A few carefully produced, often excellent intermezzi are shuffled in between all this food (notably, eggshells filled with scrambled eggs, littleneck clams, and caviar), but it doesn’t make much difference. In the end, the chef’s genius is throttled by his own cumbersome formula. If you’re a Tourondel fan, it’s like paying good money for a Bach recital by Yo-Yo Ma, then listening to the master saw through a program of children’s nursery tunes instead.

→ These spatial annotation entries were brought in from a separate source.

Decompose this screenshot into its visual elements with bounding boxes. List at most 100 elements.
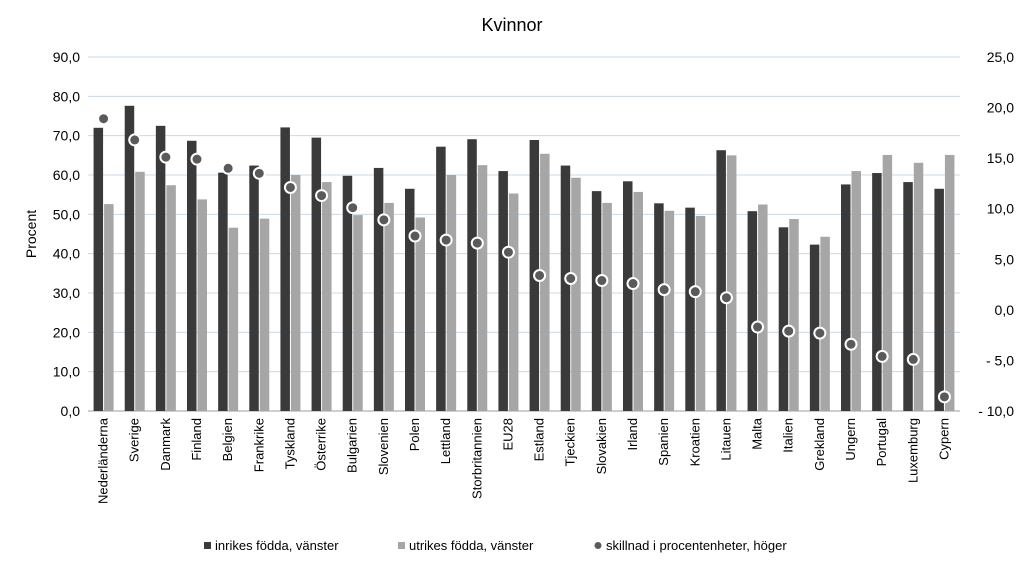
bar-utrikes — [415, 217, 425, 411]
diff-point — [875, 349, 889, 363]
category-label: Frankrike — [251, 418, 266, 472]
bar-inrikes — [311, 137, 322, 411]
bar-utrikes — [540, 153, 550, 411]
category-label: Slovenien — [376, 418, 391, 475]
bar-utrikes — [851, 171, 861, 411]
bar-inrikes — [716, 150, 726, 411]
category-label: Bulgarien — [345, 418, 360, 473]
legend-swatch — [204, 542, 211, 549]
diff-points — [97, 112, 951, 404]
category-label: Slovakien — [594, 418, 609, 474]
bar-inrikes — [560, 165, 571, 411]
diff-point — [221, 161, 235, 175]
category-label: Österrike — [314, 418, 329, 471]
bar-inrikes — [249, 165, 259, 411]
bar-inrikes — [841, 184, 851, 411]
bar-utrikes — [446, 175, 457, 411]
bar-utrikes — [322, 182, 332, 411]
diff-point — [283, 180, 297, 194]
y-tick-label: 30,0 — [53, 285, 80, 301]
bar-utrikes — [290, 175, 301, 411]
category-label: Storbritannien — [469, 418, 484, 499]
diff-point — [377, 213, 391, 227]
diff-point — [97, 112, 111, 126]
category-label: Litauen — [718, 418, 733, 461]
y-tick-label: 60,0 — [53, 167, 80, 183]
bar-inrikes — [405, 188, 415, 411]
bar-inrikes — [747, 211, 758, 411]
bar-inrikes — [218, 172, 228, 411]
bar-utrikes — [913, 162, 924, 411]
category-label: Malta — [750, 417, 765, 450]
diff-point — [782, 324, 796, 338]
diff-point — [346, 201, 360, 215]
bar-inrikes — [934, 188, 944, 411]
y2-tick-label: 5,0 — [995, 251, 1015, 267]
y-tick-label: 90,0 — [53, 49, 80, 65]
category-label: Sverige — [127, 418, 142, 462]
diff-point — [657, 283, 671, 297]
legend-item: skillnad i procentenheter, höger — [593, 538, 787, 553]
diff-point — [533, 268, 547, 282]
bar-utrikes — [135, 171, 145, 411]
bar-utrikes — [353, 215, 363, 411]
legend-label: inrikes födda, vänster — [215, 538, 339, 553]
left-axis-ticks: 0,0 10,0 20,0 30,0 40,0 50,0 60,0 70,0 80,0 90,0 — [53, 49, 80, 419]
bar-inrikes — [654, 203, 664, 411]
category-label: Irland — [625, 418, 640, 451]
bar-inrikes — [436, 146, 446, 411]
bar-inrikes — [685, 207, 695, 411]
category-label: Danmark — [158, 418, 173, 471]
y2-tick-label: 15,0 — [987, 150, 1014, 166]
bar-utrikes — [758, 204, 768, 411]
bar-utrikes — [726, 155, 737, 411]
y2-tick-label: 10,0 — [987, 201, 1014, 217]
bar-utrikes — [602, 202, 612, 411]
bar-utrikes — [633, 191, 643, 411]
bar-utrikes — [664, 210, 675, 411]
diff-point — [315, 189, 329, 203]
legend-label: skillnad i procentenheter, höger — [606, 538, 787, 553]
diff-point — [159, 150, 173, 164]
legend-item: inrikes födda, vänster — [204, 538, 339, 553]
y-axis-label: Procent — [23, 210, 39, 258]
category-label: Belgien — [220, 418, 235, 461]
y2-tick-label: 25,0 — [987, 49, 1014, 65]
diff-point — [252, 166, 266, 180]
bar-utrikes — [384, 202, 394, 411]
right-axis-ticks: - 10,0 - 5,0 0,0 5,0 10,0 15,0 20,0 25,0 — [978, 49, 1014, 419]
bar-utrikes — [789, 219, 799, 411]
legend-item: utrikes födda, vänster — [398, 538, 534, 553]
y-tick-label: 20,0 — [53, 324, 80, 340]
category-label: Finland — [189, 418, 204, 461]
bar-utrikes — [820, 236, 830, 411]
category-label: Polen — [407, 418, 422, 451]
y-tick-label: 80,0 — [53, 88, 80, 104]
bar-inrikes — [124, 105, 135, 412]
category-label: Italien — [781, 418, 796, 453]
bar-inrikes — [373, 167, 384, 411]
diff-point — [813, 326, 827, 340]
bar-utrikes — [477, 165, 488, 411]
diff-point — [470, 236, 484, 250]
category-label: Tjeckien — [563, 418, 578, 466]
category-label: EU28 — [500, 418, 515, 451]
diff-point — [564, 272, 578, 286]
bar-inrikes — [187, 140, 197, 411]
bar-inrikes — [498, 171, 508, 411]
bar-inrikes — [467, 139, 477, 411]
diff-point — [937, 390, 951, 404]
bar-inrikes — [778, 227, 789, 411]
legend-label: utrikes födda, vänster — [409, 538, 534, 553]
category-label: Lettland — [438, 418, 453, 464]
category-label: Grekland — [812, 418, 827, 471]
bar-utrikes — [166, 185, 176, 411]
bar-utrikes — [259, 218, 270, 411]
bar-utrikes — [228, 227, 239, 411]
bar-inrikes — [623, 181, 633, 411]
bar-inrikes — [903, 182, 913, 411]
y2-tick-label: - 10,0 — [978, 403, 1014, 419]
bar-inrikes — [809, 244, 820, 411]
diff-point — [128, 133, 142, 147]
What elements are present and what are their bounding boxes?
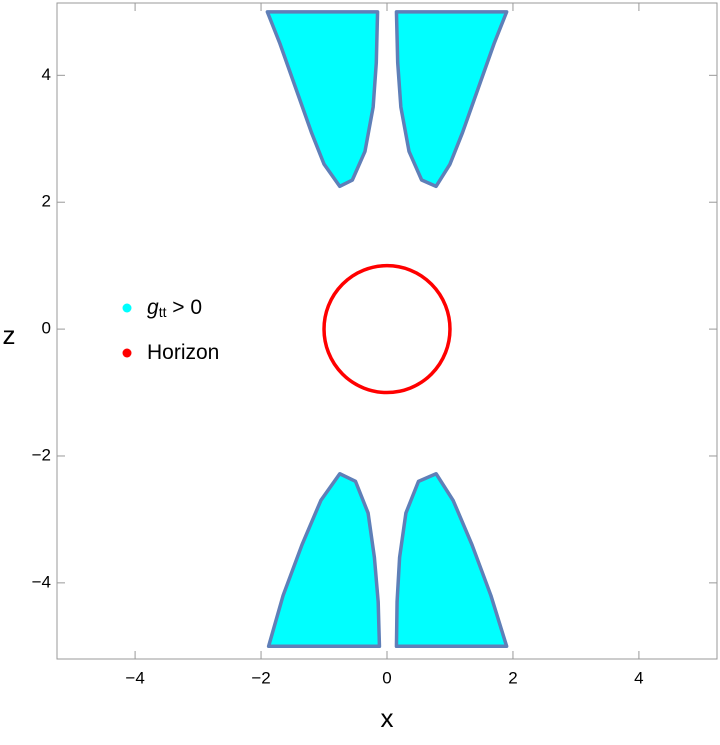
y-tick-label: 4 [42,65,51,84]
region [266,471,382,649]
region [394,10,509,189]
region [265,10,380,189]
horizon-circle [322,263,452,395]
legend-label: Horizon [147,341,219,364]
legend-text-part: > 0 [166,296,202,319]
legend-text-part: g [147,296,159,319]
legend-label: gtt > 0 [147,296,202,320]
legend-marker [122,348,132,358]
x-axis-label: x [381,703,394,733]
legend-marker [122,303,132,313]
x-tick-label: 2 [508,668,517,687]
plot-frame [56,2,718,660]
y-axis-label: z [3,320,16,350]
region [394,471,509,649]
x-tick-label: −2 [251,668,270,687]
legend-text-part: tt [159,304,167,320]
x-tick-label: 0 [382,668,391,687]
y-tick-label: −2 [32,445,51,464]
y-tick-label: 0 [42,319,51,338]
y-tick-label: −4 [32,572,51,591]
legend-text-part: Horizon [147,341,219,364]
x-tick-label: 4 [634,668,643,687]
x-tick-label: −4 [125,668,144,687]
y-tick-label: 2 [42,192,51,211]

The overwrought sauces and steakhouse-style side dishes (dried-out pommes soufflés, treacly-sweet parsnip purée) don’t do much to alleviate this grim state of affairs. Neither do the desserts (a good bread pudding laced with apricots, boring chocolate praline cake, a nice meringue dish with banana passion-fruit sorbet), which are professional in a straightforward, uninspired way. You don’t even have to eat dessert, since every table receives a jar of gimmicky green cotton candy to chew on after the food has departed. It tastes like some oddly sweetened form of green-apple shampoo, and in case you’re wondering, the recipe isn’t in Tourondel’s new book.

BLT Fish
21 W. 17th St.; 212-691-8888

BLT Fish
21 W. 17th St., nr. Fifth Ave.; 212-691-8888

Hours: Restaurant: dinner, Monday through Thursday, 5:30 to 11 P.M. Friday and Saturday, 5:30 to 11:30. Fish Shack: lunch, Monday to Friday, 11:45 to 2:30. Dinner, same as above, plus Sunday, 5 to 10 P.M

Prices: Appetizers, $9 to $23; entrées, $27 to $36.

Ideal Meal: Spicy tuna tartare, Cantonese-style red snapper, caramelized meringue with banana passion-fruit sorbet.

Note: Whelks (large, snail-like sea creatures) are available at the Fish Shack; they’re surprisingly tender.